Дмитрий Михайлович приблизился, как во сне, развернул ее к себе вместе с крутящимся, выкрашенным черной краской табуретом, опустился на пол и засунул узкие замерзшие ступни себе под рубашку, поближе к подмышкам, во влажное горячее тепло. Его ладони лежали на ее круглых золотистых коленках, и он вдруг увидел, что его ногти, когда-то гладкие, стали ребристыми и грубыми. Лисенок коротко вздохнула, наклонилась вперед и положила свои руки ему на плечи.
– Как мне тебя назвать? – спросила она.
Он вспомнил, как Элайджа когда-то говорила: вещь и ее имя – одно. Вполне возможно, что и ее дочь считала также. И распространяла это мнение на людей.
– Ты же знаешь, меня зовут Сергей Алексеевич, – тихо сказал он. – Ты можешь назвать меня… Сережей?
– Я смогу… потом… – тихо сказала Лисенок.
И от ее низкого голоса он сошел с ума.
После он сто раз проклял и тысячу раз благословил этот мартовский вечер и последовавшую за ним ночь. Она действительно называла его Сережей, шептала, а потом и выкрикивала это имя (его настоящее имя!), которого он не слышал уже много-много лет. Когда он потом думал об этом, то всегда путался в двух понятиях: «продажа души» и «возвращение души». На что он тогда был готов, и что сделал на самом деле, об этом он так и не сумел с собой (или еще с кем-то?) договориться.

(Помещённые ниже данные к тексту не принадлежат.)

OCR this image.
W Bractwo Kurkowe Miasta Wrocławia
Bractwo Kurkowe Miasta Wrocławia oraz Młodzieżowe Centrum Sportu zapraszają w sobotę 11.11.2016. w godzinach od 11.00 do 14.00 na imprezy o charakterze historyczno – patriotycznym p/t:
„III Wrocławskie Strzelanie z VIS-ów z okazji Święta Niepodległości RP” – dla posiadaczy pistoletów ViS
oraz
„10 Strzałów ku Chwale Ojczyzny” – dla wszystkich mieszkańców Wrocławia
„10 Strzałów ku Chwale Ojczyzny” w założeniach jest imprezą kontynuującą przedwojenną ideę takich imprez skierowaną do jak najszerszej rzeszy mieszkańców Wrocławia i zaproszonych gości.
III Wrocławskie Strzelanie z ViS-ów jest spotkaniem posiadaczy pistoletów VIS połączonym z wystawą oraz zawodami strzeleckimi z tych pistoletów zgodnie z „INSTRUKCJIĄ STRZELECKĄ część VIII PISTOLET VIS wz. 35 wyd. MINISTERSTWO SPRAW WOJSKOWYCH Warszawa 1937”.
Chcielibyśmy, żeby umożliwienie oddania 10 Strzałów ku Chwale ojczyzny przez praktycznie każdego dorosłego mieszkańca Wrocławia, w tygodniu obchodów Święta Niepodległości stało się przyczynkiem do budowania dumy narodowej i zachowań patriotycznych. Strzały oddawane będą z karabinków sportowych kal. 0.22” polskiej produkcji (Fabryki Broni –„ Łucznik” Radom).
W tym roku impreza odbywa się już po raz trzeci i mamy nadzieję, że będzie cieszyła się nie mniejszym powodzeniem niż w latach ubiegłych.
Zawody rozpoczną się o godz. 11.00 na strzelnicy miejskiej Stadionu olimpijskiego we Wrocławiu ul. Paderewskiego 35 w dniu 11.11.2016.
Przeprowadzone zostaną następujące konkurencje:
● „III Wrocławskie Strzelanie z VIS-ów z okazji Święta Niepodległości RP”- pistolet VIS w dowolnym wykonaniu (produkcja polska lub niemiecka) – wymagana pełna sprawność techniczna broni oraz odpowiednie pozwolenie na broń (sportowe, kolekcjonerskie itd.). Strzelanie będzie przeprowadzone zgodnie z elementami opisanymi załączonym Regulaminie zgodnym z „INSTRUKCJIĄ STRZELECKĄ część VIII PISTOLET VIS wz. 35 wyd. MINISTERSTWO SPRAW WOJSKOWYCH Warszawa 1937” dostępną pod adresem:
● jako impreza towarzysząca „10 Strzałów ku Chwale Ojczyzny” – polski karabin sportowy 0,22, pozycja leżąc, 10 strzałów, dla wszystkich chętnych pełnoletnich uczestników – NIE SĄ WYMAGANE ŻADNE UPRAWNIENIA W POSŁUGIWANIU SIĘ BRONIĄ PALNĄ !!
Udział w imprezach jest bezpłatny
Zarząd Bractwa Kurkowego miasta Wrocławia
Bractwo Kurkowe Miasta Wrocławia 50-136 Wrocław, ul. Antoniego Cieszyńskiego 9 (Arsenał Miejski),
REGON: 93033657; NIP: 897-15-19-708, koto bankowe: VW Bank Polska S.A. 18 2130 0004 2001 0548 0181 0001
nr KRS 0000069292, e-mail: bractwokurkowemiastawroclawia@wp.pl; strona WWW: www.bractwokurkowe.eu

Главная неловкость возникла отчего-то не с женой, а с Петром Ивановичем. Много лет находясь как бы в родственных отношениях и живя фактически одним домом, они никогда не были близки, но, казалось, испытывали друг к другу ровную молчаливую приязнь. Петя никогда по своей воле не мешался ни в какие дела сестры и зятя, Дмитрий Михайлович сторонился его вечно лающих собак, охотничьего оружия, висящих на гвоздях ягдташей, пахнущих кровью, перьями и шерстью… Когда Опалинский занялся образованием детей, Петя, который сам по молчаливости и отстраненности от всего с годами стал напоминать Элайджу, еще потеплел к нему, и даже как-то, будучи в сильном подпитии, косноязычно, но горячо поблагодарил.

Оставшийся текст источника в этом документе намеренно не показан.